Adding a handheld touch screen to a dual mon setup?

Considering adding a hand held touchscreen to my dual monitor set up, as a third monitor (hopefully) to do things like control VSTs and mixers.

I am on PC Win 10, with dual monitors

Is it possible?


How do you do this please?

Does Cubase control well?

Are some touch screens better than others (I presume that I will need to run a windows touch screen).

I am making an assumption that you can bring up a virtual qwerty on the screen at any time, if you need to hit enter, or type in the name of a preset to save. Is this true?

If you have done this, does it do much for the endless rounds of pick up qwerty- find mouse- go back to controller- go to keyboard…Does it cut this down?

Experiences?

thanks

Z

As long as there is no official touchscreen support, I recommend to use an iPad with the Cubase IC pro app or with Lemur (which also controls VSTi). Touch screens are not properly standardized, so you can easily run into problems such as Cubase becoming unresponsive because you accidentally zoomed in by pinching. This happened with the software we develop at my workplace, where a client used a laptop with touch functionality…

I am not saying it wont work, just that there is a huge risk you invest in a screen that might crash applications that are unsupported.

My 2 cts…

How can I use an Ipad on a windows 10 system as a third monitor? I don’t think this is possible. Thanks for the reply anyway.

You cannot use it as a third monitor, but you can use it as a multi touch midi controller to control the CB mixer and transport (with Cubase IC pro) or even control vsti with Lemur.

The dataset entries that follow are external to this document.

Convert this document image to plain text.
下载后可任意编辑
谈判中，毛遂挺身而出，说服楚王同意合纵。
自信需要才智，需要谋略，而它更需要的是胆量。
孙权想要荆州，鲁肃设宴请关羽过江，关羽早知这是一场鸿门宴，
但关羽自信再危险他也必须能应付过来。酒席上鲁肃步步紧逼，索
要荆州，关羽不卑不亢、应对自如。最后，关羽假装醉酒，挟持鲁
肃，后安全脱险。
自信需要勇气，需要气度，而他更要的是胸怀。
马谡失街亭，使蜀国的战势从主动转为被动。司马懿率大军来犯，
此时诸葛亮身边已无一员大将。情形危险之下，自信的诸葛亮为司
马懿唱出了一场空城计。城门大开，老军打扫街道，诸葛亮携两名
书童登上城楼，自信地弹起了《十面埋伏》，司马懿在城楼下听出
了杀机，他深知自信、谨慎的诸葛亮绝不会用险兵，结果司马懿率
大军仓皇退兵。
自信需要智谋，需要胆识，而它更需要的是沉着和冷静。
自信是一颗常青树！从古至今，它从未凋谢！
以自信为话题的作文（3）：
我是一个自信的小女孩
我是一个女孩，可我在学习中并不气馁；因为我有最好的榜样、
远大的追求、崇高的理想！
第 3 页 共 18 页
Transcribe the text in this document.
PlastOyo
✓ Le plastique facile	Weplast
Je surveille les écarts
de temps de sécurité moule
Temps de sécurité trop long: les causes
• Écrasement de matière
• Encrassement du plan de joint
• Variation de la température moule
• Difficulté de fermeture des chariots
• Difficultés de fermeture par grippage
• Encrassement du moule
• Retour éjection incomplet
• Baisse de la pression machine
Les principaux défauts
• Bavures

It is a solution for what you mentioned in your first post, but if you really need a third monitor, you will need to test different touchscreen solutions as they can give great headaches when not supported by Cubase or other apps on your system.

You can check out the Steinberg session with Stimming (Steinberg Studio Sessions S02EP1 - Stimming - YouTube)… he uses a touchscreen with stylus…

You could add a dedicated screen with touch support. Cubase is not multitouch so you can only move one fader at a time. I use an iPad with iC pro, mostly for the short cut keys that you can label and use for macros.

Peakae: Can such a screen be a windows pad - these connect over wifi and are not hard wired?

I tried that. It works but there’s a short delay between your touch input and the screen following, so it’s not ideal.

Now that’s interesting Strophoid!
I speculate that as I use a real mixer for faders the Pad option would be OK for other tasks such as changing a patch.

How is this pad monitor set up to work in tandem with the wall-mounted type, my PC is connected to a router via ethernet. How does it recognize the display please? I guess you might need a wifi broadcaster card/usb stick in the PC?

Basic question. I suppose if you have some kind of VST widget on your screen can you call up an on screen qwerty for inputting as required?

I am thinking about something on my lap to replace the qwerty, most of the time…

Z

I can’t remember the name of the application I used for it, but it required the PC and the touch device to be on the same network, wired or wireless doesn’t matter.
I used my Microsoft Surface 2 in my tests. I think you could use the on screen keyboard on the touch device, but it’ll probably have to be the touch keyboard from your PC. I’m not sure how desireable that would be because you can’t really call that up from the touch device easily. I didn’t need the touch keyboard though so I didn’t try that. You’ll have to experiment with it yourself, I’m sure there are some clever solutions possible :slight_smile:

thank you

this might be of interest to you guys:

it supports multi-touch and works as a VST plugin and not as a 3rd party program.
Cheers!

Cubase can be multi-touch with additional software.